UTOPIA built and operates the Brigham City system. Brigham City does not control the rates. And revenues in excess of bond service go to UTOPIA, not Brigham City. If that serves their needs, good for them. But American Fork can do better.
UTOPIA’s Offer to American Fork
In early 2019 UTOPIA proposed to come to American Fork, build the system, and bond in our behalf to fund it. The bonds would be guaranteed by American Fork’s tax pledge — but if we achieved a 30% “take rate” (participation rate), the revenues would be enough to serve the debt, and they wouldn’t take our committed tax funds. If our take rate was better than that — in some UTOPIA member cities it’s less than one-third of that, and in some it more than double — any extra revenue would go to UTOPIA, not to American Fork. (A long-time insider told me that part of UTOPIA’s strategy was to avoid, if possible, telling a prospective member city that excess revenue would go to UTOPIA, not back to that city.)
Someday, when the debt’s retired, UTOPIA might decide to share some revenue with member cities, on terms it alone would decide, but there’s no guarantee. That day is roughly $300 million away.
American Fork officials noted that, if we joined UTOPIA, the City would assume all the risk for its success in American Fork, while all the revenues would go to UTOPIA for the foreseeable future. Moreover, the City would have no control over rates and service levels.
Thank you, no, said the City.
[Later note: I have since been told — but still secondhand — that UTOPIA’s proposal was less formal, more of an exploratory conversation, and these numbers may simply have come up in that conversation.]
Granted, UTOPIA isn’t all bad. If a city wants broadband badly enough, but doesn’t want to be involved in the construction, operation, ISP relationships, revenues, etc., UTOPIA may be a reasonable choice. After a rocky start, it appears to be working well in some cities, technically and in financial terms.
Beyond UTOPIA
In the end, I’m with the City on this one.
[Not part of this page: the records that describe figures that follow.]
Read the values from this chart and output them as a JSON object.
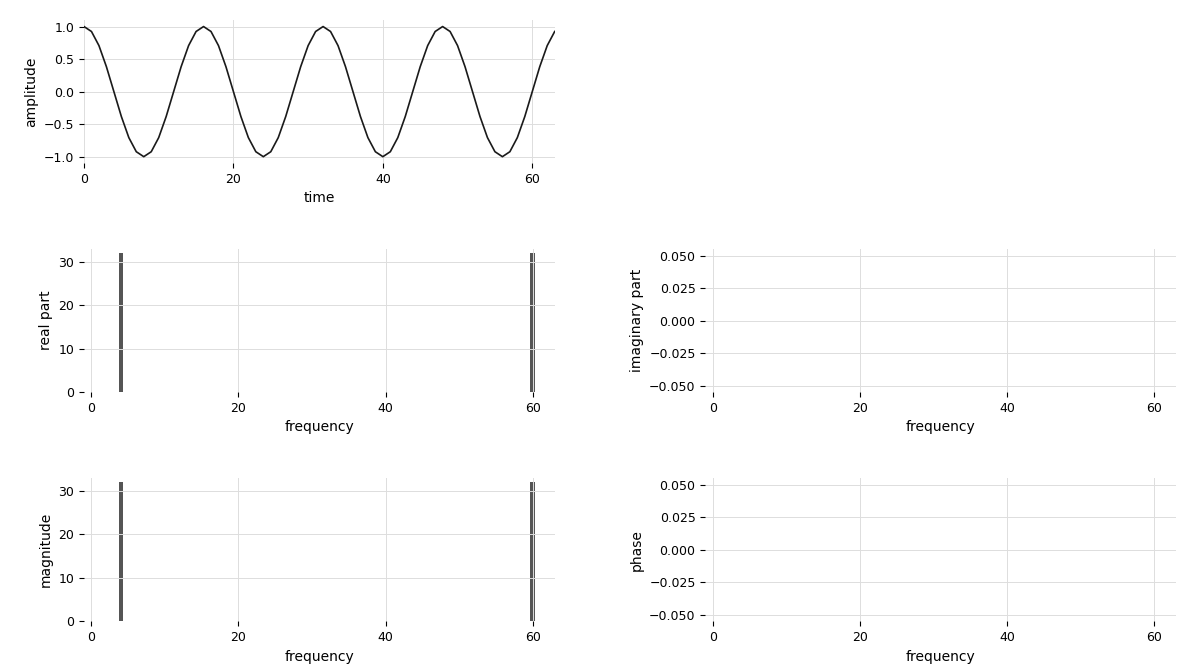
{
  "N": 64,
  "freq_cycles": 4,
  "background_color": "#ffffff",
  "line_color": "#1a1a1a",
  "bar_color": "#555555",
  "time_xlabel": "time",
  "time_ylabel": "amplitude",
  "real_xlabel": "frequency",
  "real_ylabel": "real part",
  "imag_xlabel": "frequency",
  "imag_ylabel": "imaginary part",
  "mag_xlabel": "frequency",
  "mag_ylabel": "magnitude",
  "phase_xlabel": "frequency",
  "phase_ylabel": "phase",
  "time_xlim": [
    0,
    63
  ],
  "time_ylim": [
    -1.1,
    1.1
  ],
  "freq_xlim": [
    -1,
    63
  ],
  "real_ylim": [
    0,
    33
  ],
  "imag_ylim": [
    -0.055,
    0.055
  ],
  "mag_ylim": [
    0,
    33
  ],
  "phase_ylim": [
    -0.055,
    0.055
  ],
  "time_xticks": [
    0,
    20,
    40,
    60
  ],
  "time_yticks": [
    -1.0,
    -0.5,
    0.0,
    0.5,
    1.0
  ],
  "freq_xticks": [
    0,
    20,
    40,
    60
  ],
  "real_yticks": [
    0,
    10,
    20,
    30
  ],
  "imag_yticks": [
    -0.05,
    -0.025,
    0.0,
    0.025,
    0.05
  ],
  "mag_yticks": [
    0,
    10,
    20,
    30
  ],
  "phase_yticks": [
    -0.05,
    -0.025,
    0.0,
    0.025,
    0.05
  ],
  "label_font_size": 10,
  "tick_font_size": 9,
  "bar_width": 0.6,
  "line_width": 1.2,
  "grid_color": "#dddddd",
  "grid_linewidth": 0.7,
  "grid_alpha": 1.0
}
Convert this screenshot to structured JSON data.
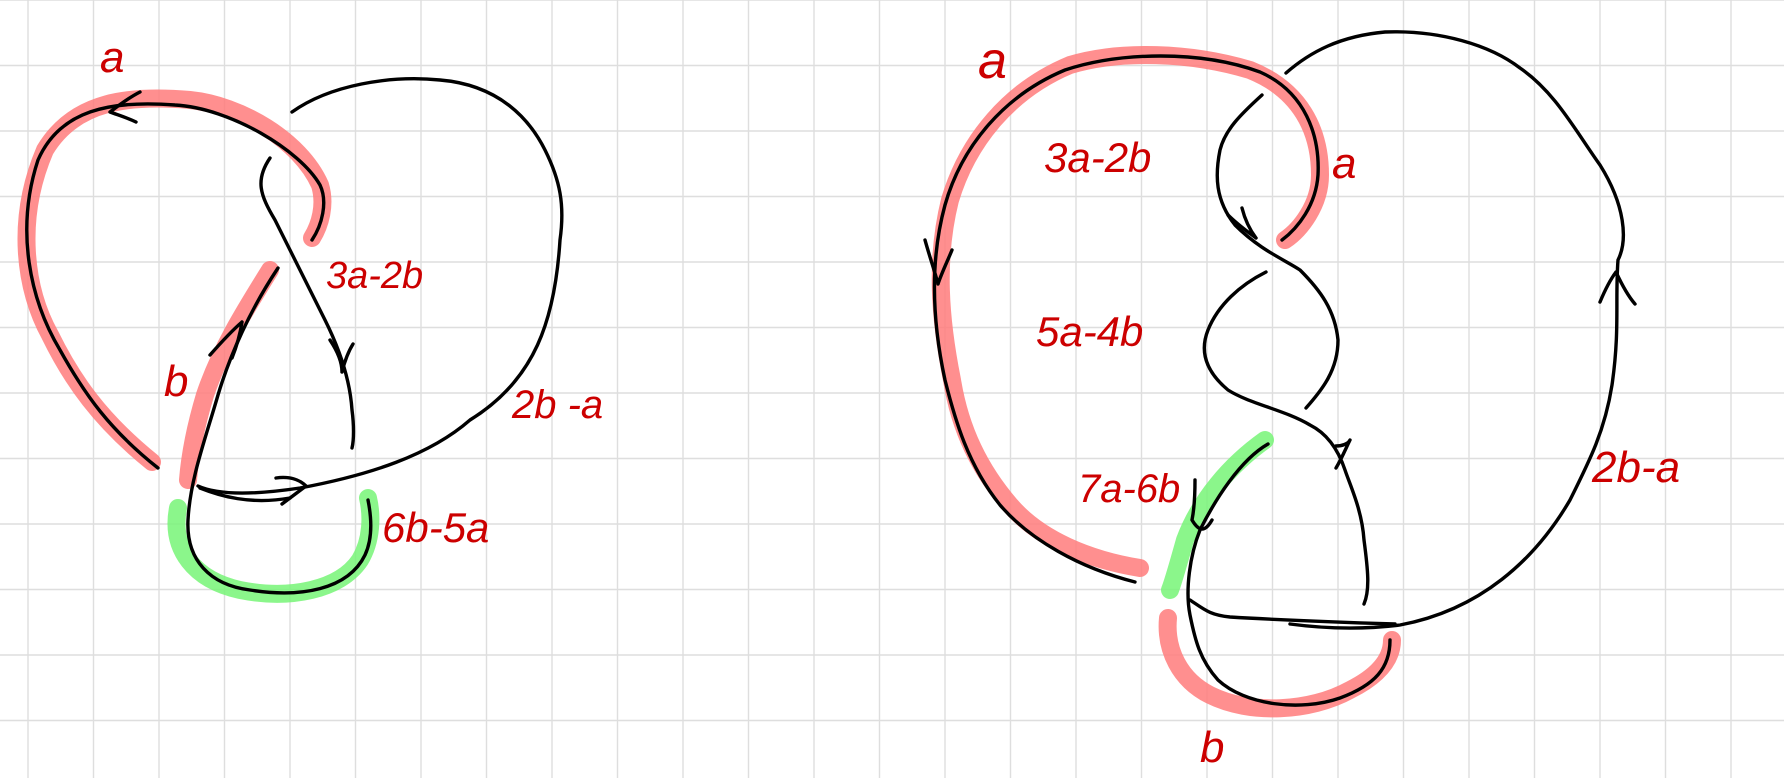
{
  "colors": {
    "background": "#ffffff",
    "grid": "#dedede",
    "strand": "#000000",
    "label": "#cc0000",
    "highlight_red": "#ff7b7b",
    "highlight_green": "#77f577"
  },
  "left_knot": {
    "labels": {
      "a": "a",
      "b": "b",
      "three_a_minus_two_b": "3a-2b",
      "two_b_minus_a": "2b -a",
      "six_b_minus_five_a": "6b-5a"
    }
  },
  "right_knot": {
    "labels": {
      "a_outer": "a",
      "a_inner": "a",
      "three_a_minus_two_b": "3a-2b",
      "five_a_minus_four_b": "5a-4b",
      "seven_a_minus_six_b": "7a-6b",
      "two_b_minus_a": "2b-a",
      "b": "b"
    }
  }
}
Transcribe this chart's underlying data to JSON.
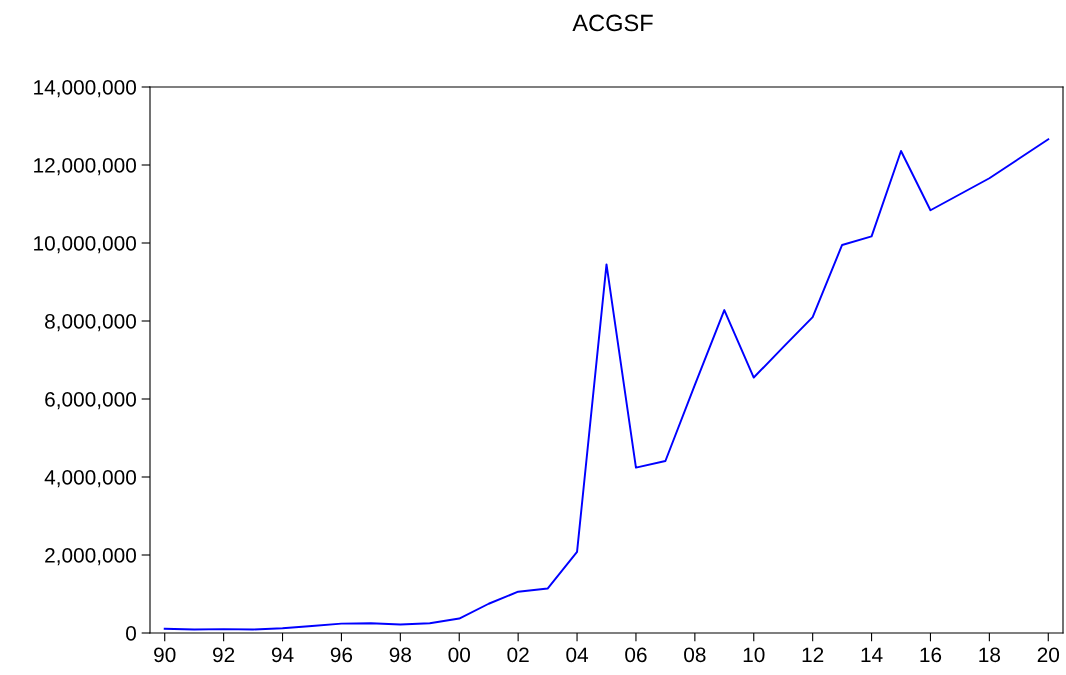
{
  "chart_data": {
    "type": "line",
    "title": "ACGSF",
    "x": [
      1990,
      1991,
      1992,
      1993,
      1994,
      1995,
      1996,
      1997,
      1998,
      1999,
      2000,
      2001,
      2002,
      2003,
      2004,
      2005,
      2006,
      2007,
      2008,
      2009,
      2010,
      2011,
      2012,
      2013,
      2014,
      2015,
      2016,
      2017,
      2018,
      2019,
      2020
    ],
    "series": [
      {
        "color": "#0000ff",
        "values": [
          110000,
          90000,
          100000,
          90000,
          120000,
          180000,
          240000,
          250000,
          220000,
          250000,
          370000,
          750000,
          1060000,
          1140000,
          2080000,
          9450000,
          4240000,
          4410000,
          6360000,
          8280000,
          6550000,
          7330000,
          8100000,
          9950000,
          10170000,
          12360000,
          10840000,
          11250000,
          11660000,
          12160000,
          12660000
        ]
      }
    ],
    "xlim": [
      1989.5,
      2020.5
    ],
    "xticks": [
      {
        "value": 1990,
        "label": "90"
      },
      {
        "value": 1992,
        "label": "92"
      },
      {
        "value": 1994,
        "label": "94"
      },
      {
        "value": 1996,
        "label": "96"
      },
      {
        "value": 1998,
        "label": "98"
      },
      {
        "value": 2000,
        "label": "00"
      },
      {
        "value": 2002,
        "label": "02"
      },
      {
        "value": 2004,
        "label": "04"
      },
      {
        "value": 2006,
        "label": "06"
      },
      {
        "value": 2008,
        "label": "08"
      },
      {
        "value": 2010,
        "label": "10"
      },
      {
        "value": 2012,
        "label": "12"
      },
      {
        "value": 2014,
        "label": "14"
      },
      {
        "value": 2016,
        "label": "16"
      },
      {
        "value": 2018,
        "label": "18"
      },
      {
        "value": 2020,
        "label": "20"
      }
    ],
    "ylim": [
      0,
      14000000
    ],
    "yticks": [
      {
        "value": 0,
        "label": "0"
      },
      {
        "value": 2000000,
        "label": "2,000,000"
      },
      {
        "value": 4000000,
        "label": "4,000,000"
      },
      {
        "value": 6000000,
        "label": "6,000,000"
      },
      {
        "value": 8000000,
        "label": "8,000,000"
      },
      {
        "value": 10000000,
        "label": "10,000,000"
      },
      {
        "value": 12000000,
        "label": "12,000,000"
      },
      {
        "value": 14000000,
        "label": "14,000,000"
      }
    ],
    "grid": false,
    "marker": "none",
    "line_style": "solid"
  }
}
UTOPIA is not for American Fork.
When the mayor’s ad hoc task force, on which I served, took a look at the issue and the LightHub proposal specifically, just before it went public, we thought doing nothing would be better for American Fork than joining UTOPIA.
The decision now before the American Fork City Council is whether our own, different approach to citywide fiber is better than doing nothing. I think it is, by far. You may think otherwise.
Melinda (and earlier commenters), thanks for reading, and especially for sharing your thoughts.